Feverborn (Fever, #8)

As I closed in on Jada, I tried to keep an eye out for Barrons. I hated knowing he might die tonight. I suddenly realized how much he must hate knowing the same about me. At least I knew he would come back. Not so for him: I didn’t have a get-out-of-jail-free card.

I shook that thought from my head as I plunged my spear into a particularly vile Unseelie with wet, flailing tentacles and shoved and fought my way through the throng to Jada.

Then I narrowed my eyes, staring at the cuff glinting silver on my wrist. The next Unseelie I turned on, I didn’t null or stab. I just stood there and gave him ample opportunity to take a swing at me.

His fist bounced off as if it had hit an invisible shield.

I scowled. It wasn’t my amazing prowess after all.

I had the cuff of Cruce on and it was as good as V’lane had claimed it was. The Unseelie couldn’t touch me. Damn.

Still, that was sweet.

“Watch your sword,” I snapped to Jada as I moved into range. Like my spear, it could do horrible things to me. I wanted her to know exactly where I was at all times.

Her head whipped up and she looked at me, and I sucked in a breath. Oh, yes. She killed. That was what she did. Her emerald eyes were completely empty of all emotion. She was so drenched in guts and blood that her face was camouflaged and the whites of her eyes were blinding in comparison.

We stepped back-to-back, fell into perfect sync, whirling, slicing, stabbing.

“Who the bloody hell published that daily?” Jada demanded.

“No bloody clue,” I told her grimly.

“I found it on my way back from Dublin. They were already holding them off. My women are dying,” she snarled.

“I brought some…beasts…with me,” I told her over my shoulder. “I have an ally you don’t know about. They’re fighting for us. Let your sidhe-seers know that.” I described them to her.

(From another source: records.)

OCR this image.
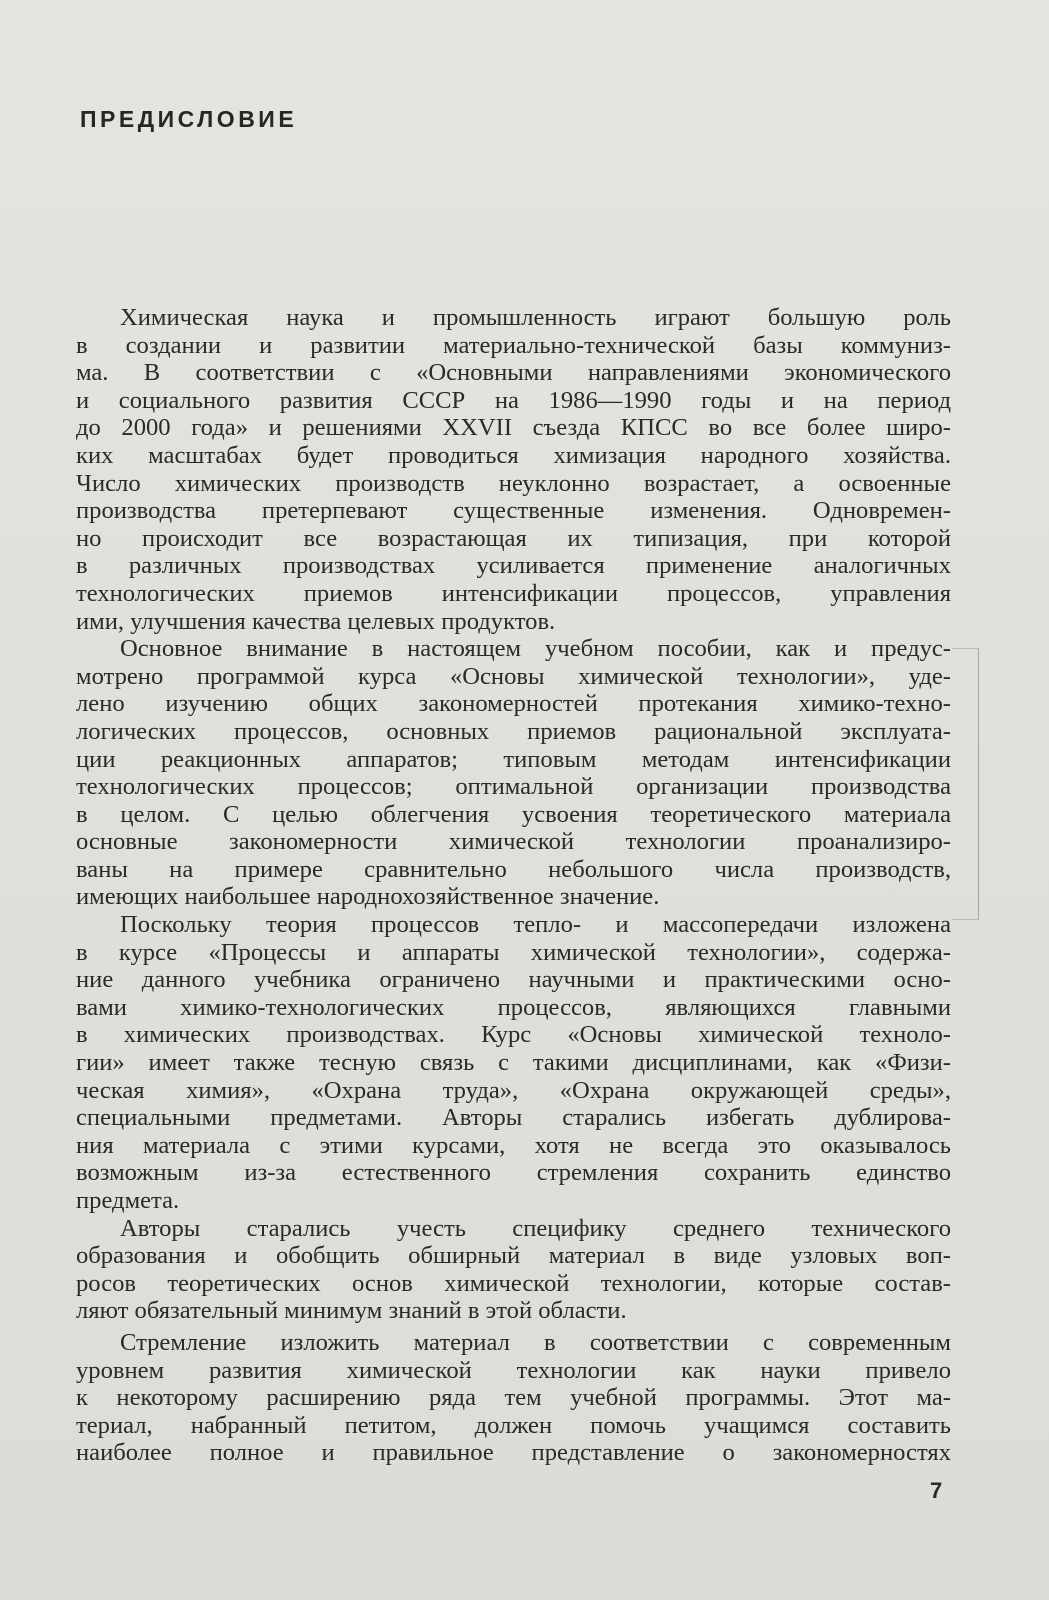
ПРЕДИСЛОВИЕ
​
Химическая наука и промышленность играют большую роль
в создании и развитии материально-технической базы коммуниз-
ма. В соответствии с «Основными направлениями экономического
и социального развития СССР на 1986—1990 годы и на период
до 2000 года» и решениями XXVII съезда КПСС во все более широ-
ких масштабах будет проводиться химизация народного хозяйства.
Число химических производств неуклонно возрастает, а освоенные
производства претерпевают существенные изменения. Одновремен-
но происходит все возрастающая их типизация, при которой
в различных производствах усиливается применение аналогичных
технологических приемов интенсификации процессов, управления
ими, улучшения качества целевых продуктов.
Основное внимание в настоящем учебном пособии, как и предус-
мотрено программой курса «Основы химической технологии», уде-
лено изучению общих закономерностей протекания химико-техно-
логических процессов, основных приемов рациональной эксплуата-
ции реакционных аппаратов; типовым методам интенсификации
технологических процессов; оптимальной организации производства
в целом. С целью облегчения усвоения теоретического материала
основные закономерности химической технологии проанализиро-
ваны на примере сравнительно небольшого числа производств,
имеющих наибольшее народнохозяйственное значение.
Поскольку теория процессов тепло- и массопередачи изложена
в курсе «Процессы и аппараты химической технологии», содержа-
ние данного учебника ограничено научными и практическими осно-
вами химико-технологических процессов, являющихся главными
в химических производствах. Курс «Основы химической техноло-
гии» имеет также тесную связь с такими дисциплинами, как «Физи-
ческая химия», «Охрана труда», «Охрана окружающей среды»,
специальными предметами. Авторы старались избегать дублирова-
ния материала с этими курсами, хотя не всегда это оказывалось
возможным из-за естественного стремления сохранить единство
предмета.
Авторы старались учесть специфику среднего технического
образования и обобщить обширный материал в виде узловых воп-
росов теоретических основ химической технологии, которые состав-
ляют обязательный минимум знаний в этой области.
Стремление изложить материал в соответствии с современным
уровнем развития химической технологии как науки привело
к некоторому расширению ряда тем учебной программы. Этот ма-
териал, набранный петитом, должен помочь учащимся составить
наиболее полное и правильное представление о закономерностях
7
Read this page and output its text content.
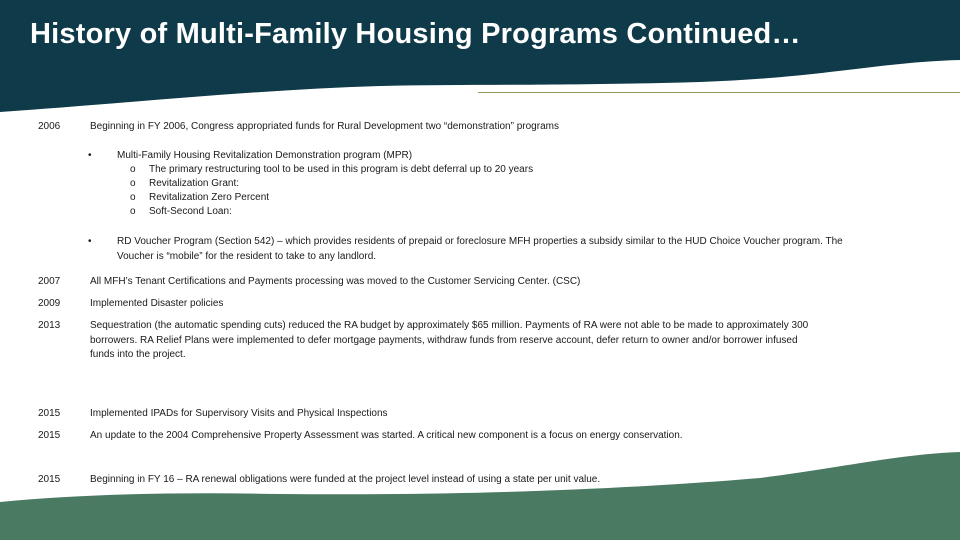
History of Multi-Family Housing Programs Continued…
2006	Beginning in FY 2006, Congress appropriated funds for Rural Development two “demonstration” programs
•	Multi-Family Housing Revitalization Demonstration program (MPR)
o The primary restructuring tool to be used in this program is debt deferral up to 20 years
o Revitalization Grant:
o Revitalization Zero Percent
o Soft-Second Loan:
•	RD Voucher Program (Section 542) – which provides residents of prepaid or foreclosure MFH properties a subsidy similar to the HUD Choice Voucher program. The
Voucher is “mobile” for the resident to take to any landlord.
2007	All MFH’s Tenant Certifications and Payments processing was moved to the Customer Servicing Center. (CSC)
2009	Implemented Disaster policies
2013	Sequestration (the automatic spending cuts) reduced the RA budget by approximately $65 million. Payments of RA were not able to be made to approximately 300
borrowers. RA Relief Plans were implemented to defer mortgage payments, withdraw funds from reserve account, defer return to owner and/or borrower infused
funds into the project.
2015	Implemented IPADs for Supervisory Visits and Physical Inspections
2015	An update to the 2004 Comprehensive Property Assessment was started. A critical new component is a focus on energy conservation.
2015	Beginning in FY 16 – RA renewal obligations were funded at the project level instead of using a state per unit value.
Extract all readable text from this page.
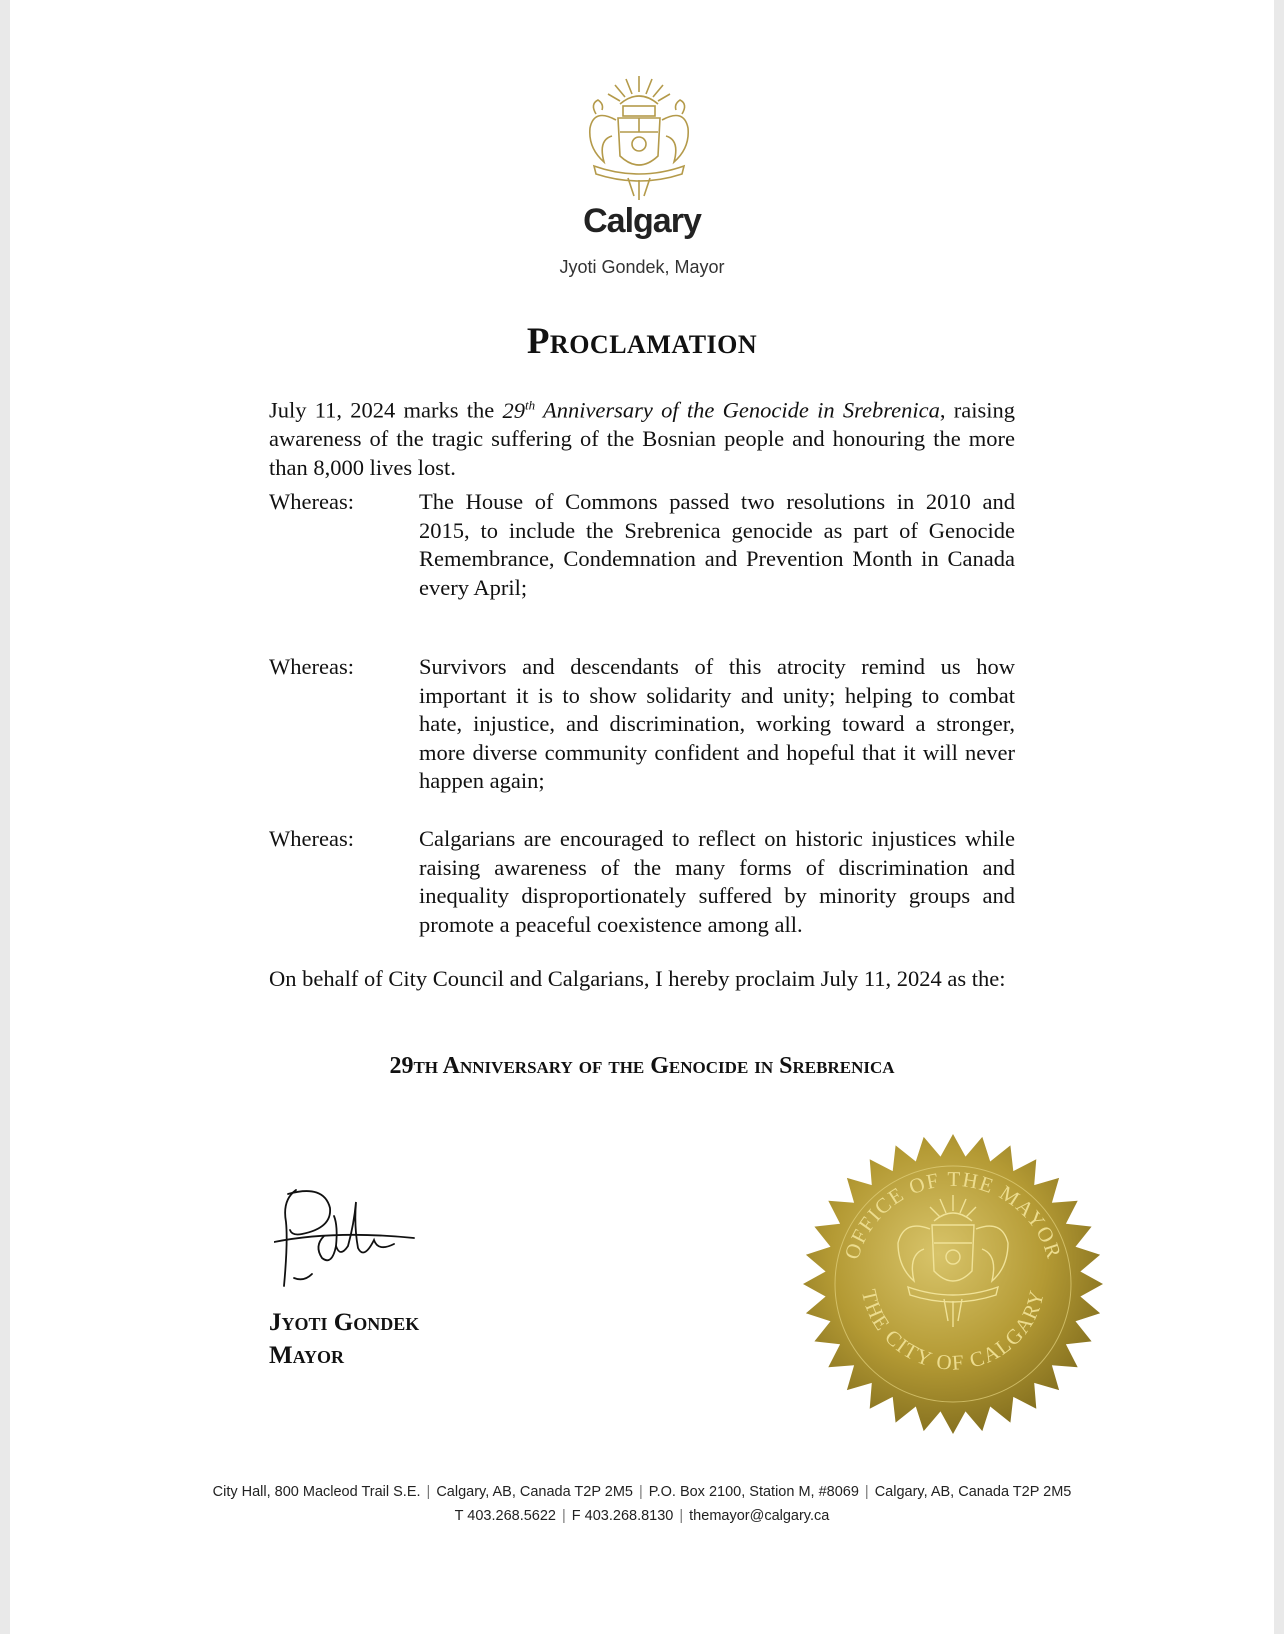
Calgary
Jyoti Gondek, Mayor
Proclamation
July 11, 2024 marks the 29th Anniversary of the Genocide in Srebrenica, raising awareness of the tragic suffering of the Bosnian people and honouring the more than 8,000 lives lost.
Whereas:	The House of Commons passed two resolutions in 2010 and 2015, to include the Srebrenica genocide as part of Genocide Remembrance, Condemnation and Prevention Month in Canada every April;
Whereas:	Survivors and descendants of this atrocity remind us how important it is to show solidarity and unity; helping to combat hate, injustice, and discrimination, working toward a stronger, more diverse community confident and hopeful that it will never happen again;
Whereas:	Calgarians are encouraged to reflect on historic injustices while raising awareness of the many forms of discrimination and inequality disproportionately suffered by minority groups and promote a peaceful coexistence among all.
On behalf of City Council and Calgarians, I hereby proclaim July 11, 2024 as the:
29th Anniversary of the Genocide in Srebrenica
Jyoti Gondek
Mayor
OFFICE OF THE MAYOR
THE CITY OF CALGARY
City Hall, 800 Macleod Trail S.E. | Calgary, AB, Canada T2P 2M5 | P.O. Box 2100, Station M, #8069 | Calgary, AB, Canada T2P 2M5
T 403.268.5622 | F 403.268.8130 | themayor@calgary.ca
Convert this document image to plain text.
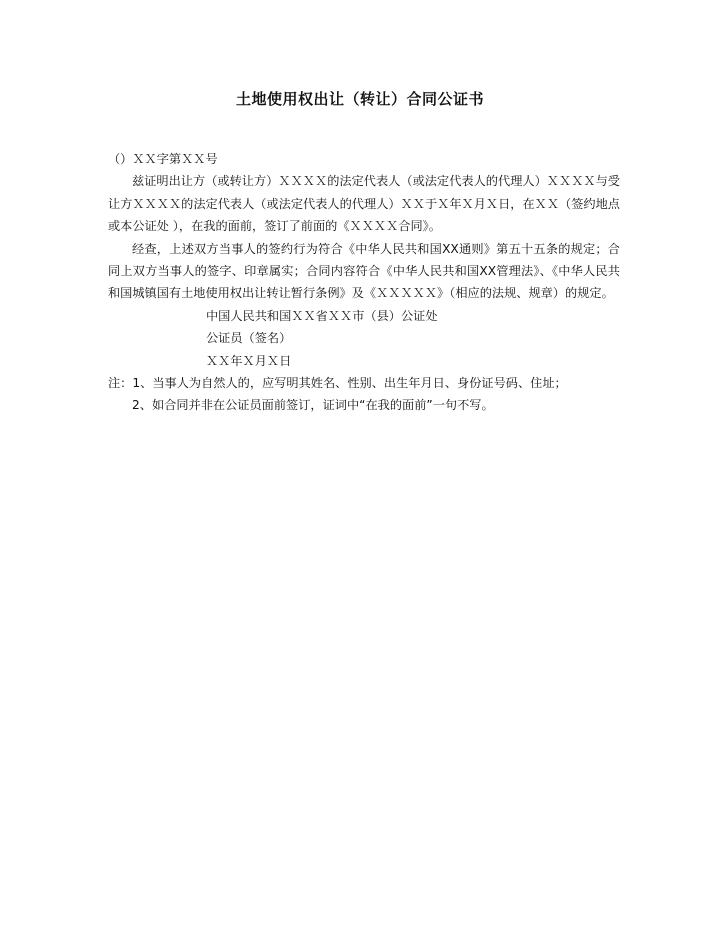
土地使用权出让（转让）合同公证书

（）ＸＸ字第ＸＸ号

兹证明出让方（或转让方）ＸＸＸＸ的法定代表人（或法定代表人的代理人）ＸＸＸＸ与受让方ＸＸＸＸ的法定代表人（或法定代表人的代理人）ＸＸ于Ｘ年Ｘ月Ｘ日，在ＸＸ（签约地点或本公证处 ），在我的面前，签订了前面的《ＸＸＸＸ合同》。

经查，上述双方当事人的签约行为符合《中华人民共和国XX通则》第五十五条的规定；合同上双方当事人的签字、印章属实；合同内容符合《中华人民共和国XX管理法》、《中华人民共和国城镇国有土地使用权出让转让暂行条例》及《ＸＸＸＸＸ》（相应的法规、规章）的规定。

中国人民共和国ＸＸ省ＸＸ市（县）公证处

公证员（签名）

ＸＸ年Ｘ月Ｘ日

注：1、当事人为自然人的，应写明其姓名、性别、出生年月日、身份证号码、住址；

2、如合同并非在公证员面前签订，证词中“在我的面前”一句不写。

“Where did you find them?”

“One of my times in the Silvers,” I lied. It felt good to be here, doing this, slaying with Jada. We’d done this before and I’d missed it. I felt so bloody alive fighting with her, as if I was exactly where I was supposed to be and together we could beat anything.

“You trust these allies of yours?”

“Implicitly. They can kill the Fae.”

“Dead dead?” she said incredulously.

“Yes.”

“Is Ry—Are Barrons and the others coming?”

I didn’t know what to say to that and suddenly realized we had a problem. If the beasts showed up but the Nine didn’t, she would wonder why they hadn’t come to help. “I’m not sure how many of them,” I finally said. “I know some of them are off on some kind of mission-thingie for Ryodan.” Wow. That was pathetic. Mission-thingie?

But Jada said nothing and moved away for a time, and I lost her then, as she vanished into the battle to spread the word to her women, and no doubt verify for herself these beasts I’d brought were indeed allies and indeed capable of the impossible.

I devolved into a killing machine, understanding the purity Jada and Barrons found in the act.

Here, in war, life was simple. There were good guys and bad guys. Your mission was also simple: kill the bad ones. No facade of civility required. No complex social rules. There are few moments when life is so uncomplicated and straightforward. It’s disconcertingly appealing.

Eventually I found myself near the front entrance and Jada was there, with several of the Nine in beast form, snarling around her, helping block the door to the abbey.

Ryodan and Lor were there as well, both in human skins, vanishing, reappearing, sticking close.

I snorted. Ryodan thought of everything. Some of the Nine would show their faces, and others would be “off on some mission-thingie.” Great minds think alike.

Around us, the Fae were beginning to fall back. It was one thing to march in to free a prince, but few of them were willing to sacrifice their immortality to do it. Humans could be motivated to fight to the death, protecting the future for their children, defending the old and weak. We’re capable of patriotism, sacrificing for the long-term survival of our progeny and well-being of our world.

But not the Fae. They had no future generations, cared little for others of their kind, and had a serious aversion to parting with their arrogant, self-indulgent lives.

I warily dialed my sidhe-seer senses to a distant, muted station, in no mood to be assaulted by the cacophony of so many jarring melodies.

As I suspected, there was strong discord spreading through our enemy. Some in the outer ranks were loping away, others, near the center, were fighting their way free to do the same.

This was not a focused army. They were stragglers from here and there, unled, un-united. They might have come pursuing a common goal but with no more fully formed plan of attack than frontal assault. And that assault was getting them killed. Permanently.

I sighed, knowing even if the Fae pulled out right now, darkness would soon come crashing down and some would try again. They would launch better attacks, stealthier, more focused and brutal. The news was out: the legendary Prince Cruce was trapped beneath our abbey.